The preferred final site for the nuclear dump is in the traditional lands of the Kokatha people. Rebecca Bear Wingfield, a senior Aboriginal woman from Kokatha country and spokesperson for the Kungka Tjuta, said, "Senator Minchin has just confirmed what we've known all along: that the community consultative process has been a sham and has actively excluded traditional owners from dialogue and negotiations as to the proposal for the dump."

"Australia talks of reconciliation but how can we reconcile when this waste is going to be dumped on the ancestral lands of the Kokatha people? How can the government continue to negotiate and make decisions about stolen lands, without the consent of all the Kokatha people who are the custodians and who have already had their lands stolen back in the 1950s when their lands were annexed by the Commonwealth Government using the doctrines of 'Terra Nullius'?", Bear Wingfield asked.

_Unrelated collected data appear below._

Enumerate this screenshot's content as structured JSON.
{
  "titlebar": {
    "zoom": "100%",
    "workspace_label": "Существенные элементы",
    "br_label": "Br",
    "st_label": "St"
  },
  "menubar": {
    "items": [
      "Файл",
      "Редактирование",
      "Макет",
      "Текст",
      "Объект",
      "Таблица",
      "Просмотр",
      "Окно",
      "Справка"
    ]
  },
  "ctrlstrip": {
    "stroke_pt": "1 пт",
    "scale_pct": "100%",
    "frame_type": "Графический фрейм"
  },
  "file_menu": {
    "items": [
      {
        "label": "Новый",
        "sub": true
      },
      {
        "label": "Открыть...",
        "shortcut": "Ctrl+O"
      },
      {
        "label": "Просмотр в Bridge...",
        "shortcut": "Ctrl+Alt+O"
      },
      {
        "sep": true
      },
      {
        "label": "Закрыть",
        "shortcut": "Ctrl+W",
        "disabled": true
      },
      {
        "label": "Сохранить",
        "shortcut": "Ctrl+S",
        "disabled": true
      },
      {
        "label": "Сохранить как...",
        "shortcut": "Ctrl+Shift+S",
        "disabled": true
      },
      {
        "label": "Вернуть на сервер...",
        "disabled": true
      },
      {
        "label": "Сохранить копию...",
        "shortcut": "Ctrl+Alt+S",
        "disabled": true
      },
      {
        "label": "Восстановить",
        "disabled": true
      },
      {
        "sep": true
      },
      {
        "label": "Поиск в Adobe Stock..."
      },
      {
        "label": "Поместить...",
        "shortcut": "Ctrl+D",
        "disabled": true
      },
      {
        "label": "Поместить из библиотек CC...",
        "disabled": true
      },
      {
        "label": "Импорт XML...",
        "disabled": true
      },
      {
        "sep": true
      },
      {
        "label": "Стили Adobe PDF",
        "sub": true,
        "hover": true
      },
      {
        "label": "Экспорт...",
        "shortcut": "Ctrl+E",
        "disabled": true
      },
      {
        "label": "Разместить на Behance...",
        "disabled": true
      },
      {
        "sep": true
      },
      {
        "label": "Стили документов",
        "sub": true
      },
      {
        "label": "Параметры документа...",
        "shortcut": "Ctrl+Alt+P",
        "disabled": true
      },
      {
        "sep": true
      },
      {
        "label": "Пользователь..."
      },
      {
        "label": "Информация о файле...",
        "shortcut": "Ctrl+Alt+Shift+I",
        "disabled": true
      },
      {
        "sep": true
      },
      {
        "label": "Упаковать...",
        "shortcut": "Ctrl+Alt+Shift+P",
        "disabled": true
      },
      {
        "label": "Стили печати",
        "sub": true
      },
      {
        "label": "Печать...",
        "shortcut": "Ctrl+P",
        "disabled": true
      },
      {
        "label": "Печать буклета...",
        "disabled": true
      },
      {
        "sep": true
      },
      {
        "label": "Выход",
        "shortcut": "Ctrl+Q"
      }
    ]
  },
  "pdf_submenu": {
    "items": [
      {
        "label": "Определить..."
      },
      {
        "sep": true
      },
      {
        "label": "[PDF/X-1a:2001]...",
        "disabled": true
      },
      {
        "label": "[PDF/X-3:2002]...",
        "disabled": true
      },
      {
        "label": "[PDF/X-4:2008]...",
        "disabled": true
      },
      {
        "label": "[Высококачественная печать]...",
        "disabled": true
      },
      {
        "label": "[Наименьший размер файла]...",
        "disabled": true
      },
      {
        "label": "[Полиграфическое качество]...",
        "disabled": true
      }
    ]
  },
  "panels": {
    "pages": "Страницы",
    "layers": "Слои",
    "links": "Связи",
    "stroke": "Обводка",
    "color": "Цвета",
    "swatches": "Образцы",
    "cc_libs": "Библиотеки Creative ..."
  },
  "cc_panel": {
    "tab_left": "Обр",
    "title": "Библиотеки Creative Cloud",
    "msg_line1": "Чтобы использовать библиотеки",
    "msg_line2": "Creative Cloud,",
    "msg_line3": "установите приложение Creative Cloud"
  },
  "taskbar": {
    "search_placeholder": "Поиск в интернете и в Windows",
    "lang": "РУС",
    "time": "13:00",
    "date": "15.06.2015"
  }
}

While the precise form of the environmental assessment of the three sites has not yet been decided by federal environment minister Robert Hill, the broad parameters are clear: the federal government will itself review and rubber stamp the dump proposal.

However, public opposition could prevent the establishment of a dump. A poll commissioned by Greenpeace found that 86% of South Australians oppose a low-level nuclear waste dump.